Research into human memory exemplifies this tradition, beginning with the work of Herman Ebbinghaus. Ebbinghaus was one of the earliest scientists, in the 1880s, to study human memory using stringent scientific methods to measure memory. He used nonsense syllables in the form of consonant-vowel-consonant trigrams (CVCs), in order to have a “pure” stimulus that would not be contaminated by prior knowledge and associations, and the process of savings was his preferred method of measurement.
In later years, an example of how scientists have applied empiricism to human memory research can be found in network models of semantic memory. The premise of such models is that information is organized in memory in a way that links elements of memory, called concepts, together in some meaningful way. By doing so, later retrieval is facilitated. Furthermore, once a given concept is activated, that activation flows to nearby concepts, activating them as well. One type of network model of semantic memory is the associative network model.

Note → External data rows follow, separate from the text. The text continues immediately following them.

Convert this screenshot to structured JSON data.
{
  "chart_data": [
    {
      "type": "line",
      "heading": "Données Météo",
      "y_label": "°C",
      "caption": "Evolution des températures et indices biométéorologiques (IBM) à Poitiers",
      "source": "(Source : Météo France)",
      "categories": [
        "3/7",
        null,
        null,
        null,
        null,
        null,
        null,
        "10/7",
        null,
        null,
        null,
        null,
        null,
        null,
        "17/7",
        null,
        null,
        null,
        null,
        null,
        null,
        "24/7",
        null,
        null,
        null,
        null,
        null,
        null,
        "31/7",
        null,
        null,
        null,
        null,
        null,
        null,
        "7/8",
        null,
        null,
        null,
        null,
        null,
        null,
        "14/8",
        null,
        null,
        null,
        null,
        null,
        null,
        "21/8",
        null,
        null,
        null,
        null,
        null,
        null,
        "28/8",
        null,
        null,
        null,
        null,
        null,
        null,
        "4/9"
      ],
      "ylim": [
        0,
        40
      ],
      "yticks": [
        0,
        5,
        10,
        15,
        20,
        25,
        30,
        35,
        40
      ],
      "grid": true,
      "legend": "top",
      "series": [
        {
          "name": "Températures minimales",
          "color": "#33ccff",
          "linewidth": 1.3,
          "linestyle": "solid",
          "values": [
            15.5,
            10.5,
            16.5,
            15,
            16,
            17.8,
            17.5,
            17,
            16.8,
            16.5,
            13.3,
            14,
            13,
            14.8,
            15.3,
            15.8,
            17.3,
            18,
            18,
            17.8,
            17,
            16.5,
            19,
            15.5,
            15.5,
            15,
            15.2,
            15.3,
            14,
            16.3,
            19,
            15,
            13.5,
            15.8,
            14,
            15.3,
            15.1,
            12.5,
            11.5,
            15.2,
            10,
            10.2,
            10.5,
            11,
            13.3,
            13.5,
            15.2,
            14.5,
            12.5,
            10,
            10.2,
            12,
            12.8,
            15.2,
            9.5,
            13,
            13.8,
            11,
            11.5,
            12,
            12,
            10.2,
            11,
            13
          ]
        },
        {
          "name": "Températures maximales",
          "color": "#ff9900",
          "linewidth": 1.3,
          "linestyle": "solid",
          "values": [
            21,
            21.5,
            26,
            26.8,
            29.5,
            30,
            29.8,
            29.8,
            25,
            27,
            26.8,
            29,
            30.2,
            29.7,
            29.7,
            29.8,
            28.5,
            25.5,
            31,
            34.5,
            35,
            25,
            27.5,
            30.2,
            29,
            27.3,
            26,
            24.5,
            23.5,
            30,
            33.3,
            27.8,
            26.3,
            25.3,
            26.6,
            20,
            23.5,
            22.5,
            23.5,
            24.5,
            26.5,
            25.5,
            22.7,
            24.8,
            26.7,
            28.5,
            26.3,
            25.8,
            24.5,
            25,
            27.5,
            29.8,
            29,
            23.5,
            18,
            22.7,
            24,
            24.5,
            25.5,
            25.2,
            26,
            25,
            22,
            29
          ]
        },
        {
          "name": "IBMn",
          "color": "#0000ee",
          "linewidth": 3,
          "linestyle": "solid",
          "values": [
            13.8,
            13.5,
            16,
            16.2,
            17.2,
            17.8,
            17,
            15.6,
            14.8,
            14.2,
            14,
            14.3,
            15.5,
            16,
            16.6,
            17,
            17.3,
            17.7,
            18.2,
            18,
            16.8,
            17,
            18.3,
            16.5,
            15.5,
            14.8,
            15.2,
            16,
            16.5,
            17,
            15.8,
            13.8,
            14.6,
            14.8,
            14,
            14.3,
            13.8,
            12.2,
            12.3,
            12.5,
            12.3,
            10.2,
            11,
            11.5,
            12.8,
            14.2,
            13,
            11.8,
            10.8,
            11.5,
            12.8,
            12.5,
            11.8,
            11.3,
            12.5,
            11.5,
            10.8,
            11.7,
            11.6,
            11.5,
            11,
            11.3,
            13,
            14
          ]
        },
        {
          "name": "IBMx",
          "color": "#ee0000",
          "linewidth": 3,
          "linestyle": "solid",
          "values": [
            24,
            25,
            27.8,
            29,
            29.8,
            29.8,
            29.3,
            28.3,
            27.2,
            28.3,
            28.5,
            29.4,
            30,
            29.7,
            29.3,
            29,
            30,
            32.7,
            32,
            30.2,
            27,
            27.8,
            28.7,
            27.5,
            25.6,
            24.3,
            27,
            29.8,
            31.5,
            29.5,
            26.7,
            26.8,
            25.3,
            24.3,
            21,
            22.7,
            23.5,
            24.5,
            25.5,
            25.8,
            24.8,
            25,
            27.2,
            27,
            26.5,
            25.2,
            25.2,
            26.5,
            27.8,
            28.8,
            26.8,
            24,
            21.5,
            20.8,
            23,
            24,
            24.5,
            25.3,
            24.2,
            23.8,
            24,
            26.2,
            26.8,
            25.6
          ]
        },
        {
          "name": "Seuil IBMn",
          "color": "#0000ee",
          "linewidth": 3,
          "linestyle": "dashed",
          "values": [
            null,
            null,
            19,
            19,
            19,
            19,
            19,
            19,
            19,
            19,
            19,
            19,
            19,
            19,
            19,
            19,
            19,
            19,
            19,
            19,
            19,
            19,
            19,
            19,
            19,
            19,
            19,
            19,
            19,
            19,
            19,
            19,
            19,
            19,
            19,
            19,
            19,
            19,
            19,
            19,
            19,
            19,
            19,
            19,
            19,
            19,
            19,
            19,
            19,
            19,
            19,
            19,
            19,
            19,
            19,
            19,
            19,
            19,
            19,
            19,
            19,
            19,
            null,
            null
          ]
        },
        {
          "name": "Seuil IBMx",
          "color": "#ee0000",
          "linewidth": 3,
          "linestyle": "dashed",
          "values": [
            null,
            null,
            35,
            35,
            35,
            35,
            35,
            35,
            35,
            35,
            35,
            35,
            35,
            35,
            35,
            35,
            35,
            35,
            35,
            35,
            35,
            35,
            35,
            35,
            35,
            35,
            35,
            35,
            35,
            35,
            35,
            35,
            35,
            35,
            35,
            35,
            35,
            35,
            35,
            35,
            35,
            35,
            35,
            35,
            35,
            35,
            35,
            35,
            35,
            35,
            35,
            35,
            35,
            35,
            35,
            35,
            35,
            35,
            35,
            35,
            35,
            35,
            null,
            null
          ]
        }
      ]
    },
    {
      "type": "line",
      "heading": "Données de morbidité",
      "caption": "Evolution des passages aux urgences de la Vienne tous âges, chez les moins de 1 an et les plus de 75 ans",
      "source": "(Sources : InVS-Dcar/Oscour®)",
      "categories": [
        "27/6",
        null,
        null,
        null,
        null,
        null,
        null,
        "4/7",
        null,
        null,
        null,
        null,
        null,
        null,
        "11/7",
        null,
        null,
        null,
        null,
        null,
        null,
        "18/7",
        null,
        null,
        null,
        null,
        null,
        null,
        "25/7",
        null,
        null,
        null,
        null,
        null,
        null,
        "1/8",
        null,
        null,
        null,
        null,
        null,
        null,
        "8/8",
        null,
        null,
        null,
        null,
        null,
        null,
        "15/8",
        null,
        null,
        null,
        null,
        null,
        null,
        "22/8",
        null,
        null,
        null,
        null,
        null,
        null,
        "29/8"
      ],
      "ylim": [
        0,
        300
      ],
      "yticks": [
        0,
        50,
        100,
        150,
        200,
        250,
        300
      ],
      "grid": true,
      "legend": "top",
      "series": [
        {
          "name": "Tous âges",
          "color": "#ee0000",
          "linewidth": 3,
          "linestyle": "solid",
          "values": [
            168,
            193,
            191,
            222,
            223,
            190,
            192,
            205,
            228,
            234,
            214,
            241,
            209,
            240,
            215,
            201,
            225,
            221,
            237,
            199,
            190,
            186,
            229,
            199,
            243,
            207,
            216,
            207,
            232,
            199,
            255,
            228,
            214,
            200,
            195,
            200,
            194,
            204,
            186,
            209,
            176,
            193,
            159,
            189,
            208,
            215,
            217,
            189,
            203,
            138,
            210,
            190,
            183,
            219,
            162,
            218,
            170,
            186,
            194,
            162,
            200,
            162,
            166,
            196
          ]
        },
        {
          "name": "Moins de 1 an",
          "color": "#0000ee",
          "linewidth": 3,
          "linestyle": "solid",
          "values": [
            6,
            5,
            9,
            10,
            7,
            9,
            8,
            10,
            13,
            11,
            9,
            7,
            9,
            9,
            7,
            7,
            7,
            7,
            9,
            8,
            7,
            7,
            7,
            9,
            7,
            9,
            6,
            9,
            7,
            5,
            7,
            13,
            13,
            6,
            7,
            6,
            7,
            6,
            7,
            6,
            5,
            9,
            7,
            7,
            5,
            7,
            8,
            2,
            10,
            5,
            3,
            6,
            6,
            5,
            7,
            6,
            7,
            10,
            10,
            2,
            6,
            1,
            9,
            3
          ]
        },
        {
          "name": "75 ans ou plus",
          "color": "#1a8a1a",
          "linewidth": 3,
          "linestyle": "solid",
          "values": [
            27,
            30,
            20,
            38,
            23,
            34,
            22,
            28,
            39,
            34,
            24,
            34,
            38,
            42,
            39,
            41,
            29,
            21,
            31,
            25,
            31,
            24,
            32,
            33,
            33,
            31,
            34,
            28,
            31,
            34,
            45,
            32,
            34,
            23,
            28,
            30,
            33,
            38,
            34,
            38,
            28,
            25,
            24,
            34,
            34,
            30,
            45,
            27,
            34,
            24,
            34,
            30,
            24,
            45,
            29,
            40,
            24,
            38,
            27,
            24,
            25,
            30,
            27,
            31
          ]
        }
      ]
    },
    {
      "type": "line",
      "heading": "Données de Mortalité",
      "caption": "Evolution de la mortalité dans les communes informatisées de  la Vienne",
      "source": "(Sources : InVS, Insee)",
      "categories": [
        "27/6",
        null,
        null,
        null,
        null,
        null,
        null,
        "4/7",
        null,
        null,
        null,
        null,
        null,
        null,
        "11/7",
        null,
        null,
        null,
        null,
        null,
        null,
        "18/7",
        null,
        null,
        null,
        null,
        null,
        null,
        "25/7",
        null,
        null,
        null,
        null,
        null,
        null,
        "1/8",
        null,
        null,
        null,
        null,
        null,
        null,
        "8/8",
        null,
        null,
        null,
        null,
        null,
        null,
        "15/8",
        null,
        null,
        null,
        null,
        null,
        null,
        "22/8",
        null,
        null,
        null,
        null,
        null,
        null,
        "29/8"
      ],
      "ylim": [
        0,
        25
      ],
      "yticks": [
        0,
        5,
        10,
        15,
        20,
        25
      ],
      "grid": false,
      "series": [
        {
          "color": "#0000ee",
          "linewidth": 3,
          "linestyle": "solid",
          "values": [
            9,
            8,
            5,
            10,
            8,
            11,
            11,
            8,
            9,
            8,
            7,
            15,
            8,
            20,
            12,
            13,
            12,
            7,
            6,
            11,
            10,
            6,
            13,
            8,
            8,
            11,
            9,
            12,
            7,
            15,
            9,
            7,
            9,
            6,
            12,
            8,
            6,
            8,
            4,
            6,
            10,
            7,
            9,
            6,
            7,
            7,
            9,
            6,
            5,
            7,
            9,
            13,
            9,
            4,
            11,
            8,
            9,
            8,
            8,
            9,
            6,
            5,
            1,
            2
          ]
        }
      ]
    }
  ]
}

Associative network models propose that information in semantic memory is organized in terms of the connections between concepts or categories, called nodes. Links interconnect these nodes such that the length of a link dictates the distance between concepts and reflects the degree of association between the items. Information is stored by placing it a proper distance from related concepts. Information is accessed by moving through the network. Concepts may be strongly connected, in which case the link between nodes is short. Alternatively, the connection may be weak, in which case the link between them is long. Associative network models provide a good example of how empiricism as a philosophical school of thought continues to influence modern investigations into cognitive science because the principles described by Aristotle and the British associationists have been applied to describe the length of links between concepts. Thus, similarity, contrast, contiguity, repetition, frequency, vividness, and other secondary principles all affect whether people closely or distantly associate concepts together within the network.